Department of Medical Physics, University of Wisconsin-Madison, Madison, Wisconsin, USA.
Department of Statistics, University of Wisconsin-Madison, Madison, Wisconsin, USA.
Radiother Oncol. 2023 May;182:109553. doi: 10.1016/j.radonc.2023.109553. Epub 2023 Feb 20.
To identify metrics of radiation dose delivered to highly ventilated lung that are predictive of radiation-induced pneumonitis.
A cohort of 90 patients with locally advanced non-small cell lung cancer treated with standard fractionated radiation therapy (RT) (60-66 Gy in 30-33 fractions) were evaluated. Regional lung ventilation was determined from pre-RT 4-dimensional computed tomography (4DCT) using the Jacobian determinant of a B-spline deformable image registration to estimate lung tissue expansion during respiration. Multiple voxel-wise population- and individual-based thresholds for defining high functioning lung were considered. Mean dose and volumes receiving dose ≥ 5-60 Gy were analyzed for both total lung-ITV (MLD,V5-V60) and highly ventilated functional lung-ITV (fMLD,fV5-fV60). The primary endpoint was symptomatic grade 2+ (G2+) pneumonitis. Receiver operator curve (ROC) analyses were used to identify predictors of pneumonitis.

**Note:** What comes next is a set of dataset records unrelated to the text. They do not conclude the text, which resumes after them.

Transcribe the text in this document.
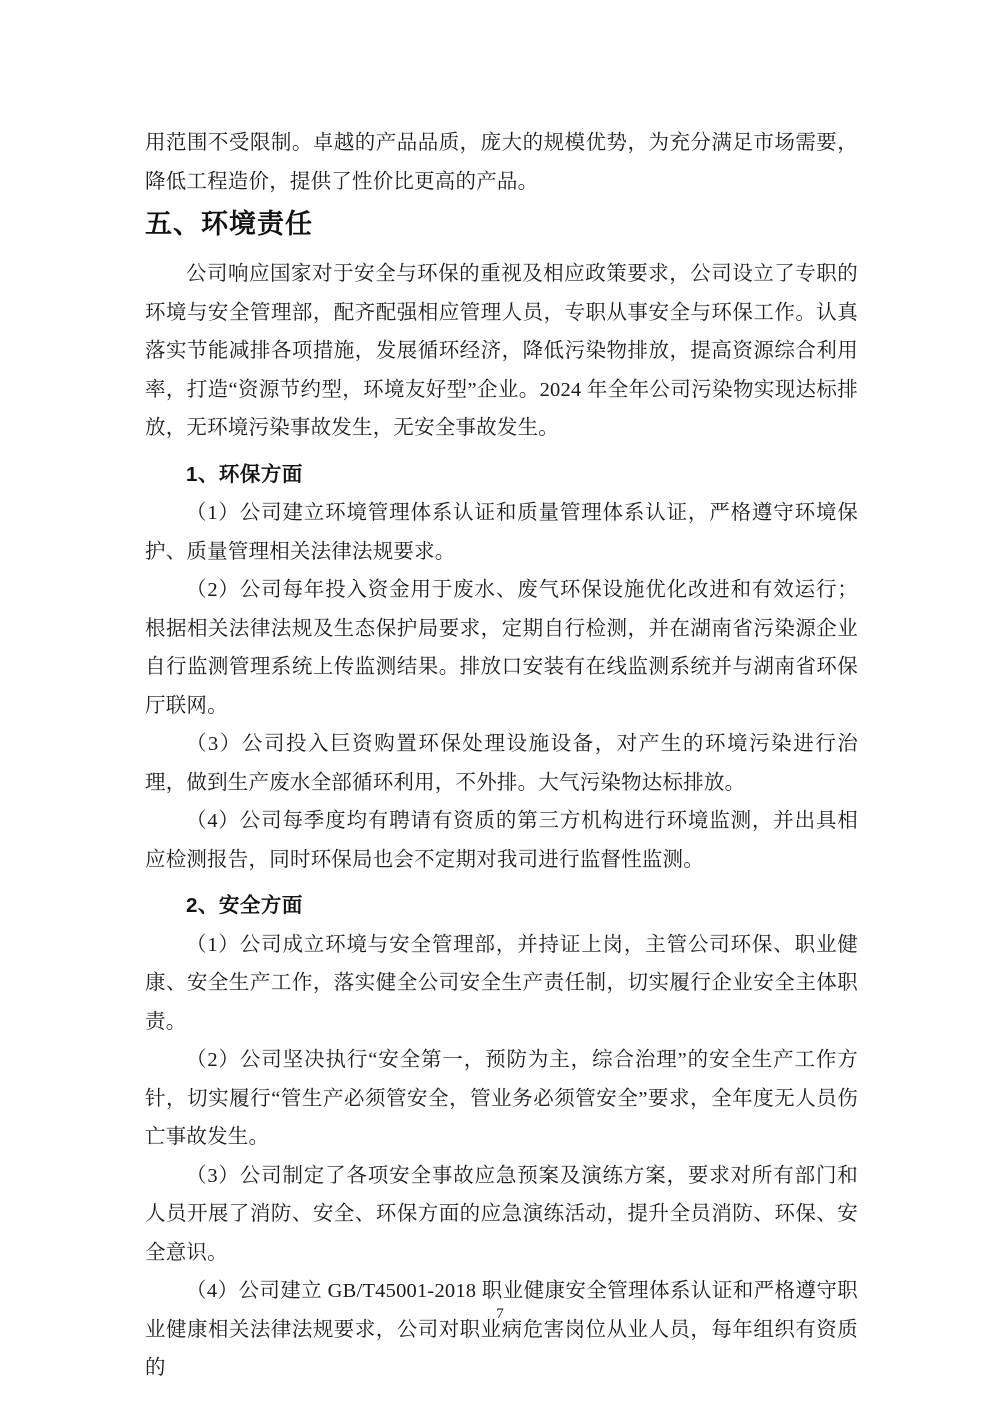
用范围不受限制。卓越的产品品质，庞大的规模优势，为充分满足市场需要，降低工程造价，提供了性价比更高的产品。

五、环境责任

公司响应国家对于安全与环保的重视及相应政策要求，公司设立了专职的环境与安全管理部，配齐配强相应管理人员，专职从事安全与环保工作。认真落实节能减排各项措施，发展循环经济，降低污染物排放，提高资源综合利用率，打造“资源节约型，环境友好型”企业。2024 年全年公司污染物实现达标排放，无环境污染事故发生，无安全事故发生。

1、环保方面

（1）公司建立环境管理体系认证和质量管理体系认证，严格遵守环境保护、质量管理相关法律法规要求。

（2）公司每年投入资金用于废水、废气环保设施优化改进和有效运行；根据相关法律法规及生态保护局要求，定期自行检测，并在湖南省污染源企业自行监测管理系统上传监测结果。排放口安装有在线监测系统并与湖南省环保厅联网。

（3）公司投入巨资购置环保处理设施设备，对产生的环境污染进行治理，做到生产废水全部循环利用，不外排。大气污染物达标排放。

（4）公司每季度均有聘请有资质的第三方机构进行环境监测，并出具相应检测报告，同时环保局也会不定期对我司进行监督性监测。

2、安全方面

（1）公司成立环境与安全管理部，并持证上岗，主管公司环保、职业健康、安全生产工作，落实健全公司安全生产责任制，切实履行企业安全主体职责。

（2）公司坚决执行“安全第一，预防为主，综合治理”的安全生产工作方针，切实履行“管生产必须管安全，管业务必须管安全”要求，全年度无人员伤亡事故发生。

（3）公司制定了各项安全事故应急预案及演练方案，要求对所有部门和人员开展了消防、安全、环保方面的应急演练活动，提升全员消防、环保、安全意识。

（4）公司建立 GB/T45001-2018 职业健康安全管理体系认证和严格遵守职业健康相关法律法规要求，公司对职业病危害岗位从业人员，每年组织有资质的

7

G2+ pneumonitis occurred in 22.2% of patients, with no differences between stage, smoking status, COPD, or chemo/immunotherapy use between G<2 and G2+ patients (P≥ 0.18). Highly ventilated lung was defined as voxels exceeding the population-wide median of 18% voxel-level expansion. All total and functional metrics were significantly different between patients with and without pneumonitis (P≤ 0.039). Optimal ROC points predicting pneumonitis from functional lung dose were fMLD ≤ 12.3 Gy, fV5 ≤ 54% and fV20 ≤ 19 %. Patients with fMLD ≤ 12.3 Gy had a 14% risk of developing G2+ pneumonitis whereas risk significantly increased to 35% for those with fMLD > 12.3 Gy (P = 0.035).
Dose to highly ventilated lung is associated with symptomatic pneumonitis and treatment planning strategies should focus on limiting dose to functional regions. These findings provide important metrics to be used in functional lung avoidance RT planning and designing clinical trials.
确定与放射性肺炎相关的高通气肺接受辐射剂量的指标。
本研究纳入了 90 例接受标准分割放疗(60-66Gy/30-33 次)的局部晚期非小细胞肺癌患者。使用 B 样条变形图像配准的雅可比行列式从治疗前的 4 维 CT(4DCT)来确定区域性肺通气,以估计呼吸过程中肺组织的扩张。考虑了多种用于定义高功能肺的基于体素的人群和个体阈值。分析了全肺 ITV(MLD,V5-V60)和高通气功能肺 ITV(fMLD,fV5-fV60)的平均剂量和接受剂量≥5-60Gy 的体积。主要终点是症状性 2+(G2+)级肺炎。使用受试者工作特征(ROC)曲线分析来确定肺炎的预测因子。
22.2%的患者发生了 G2+肺炎,G2+和 G<2 患者在分期、吸烟状态、COPD 或化疗/免疫治疗的使用方面没有差异(P≥0.18)。高通气肺被定义为超过人群中位数 18%体素水平扩张的体素。在有无肺炎的患者之间,所有的总剂量和功能剂量指标均有显著差异(P≤0.039)。预测肺炎的功能肺剂量的最佳 ROC 切点是 fMLD≤12.3Gy、fV5≤54%和 fV20≤19%。fMLD≤12.3Gy 的患者发生 G2+肺炎的风险为 14%,而 fMLD>12.3Gy 的患者的风险显著增加至 35%(P=0.035)。
高通气肺的剂量与症状性肺炎相关,治疗计划策略应侧重于限制功能区域的剂量。这些发现为功能肺避照放疗计划和临床试验设计提供了重要的指标。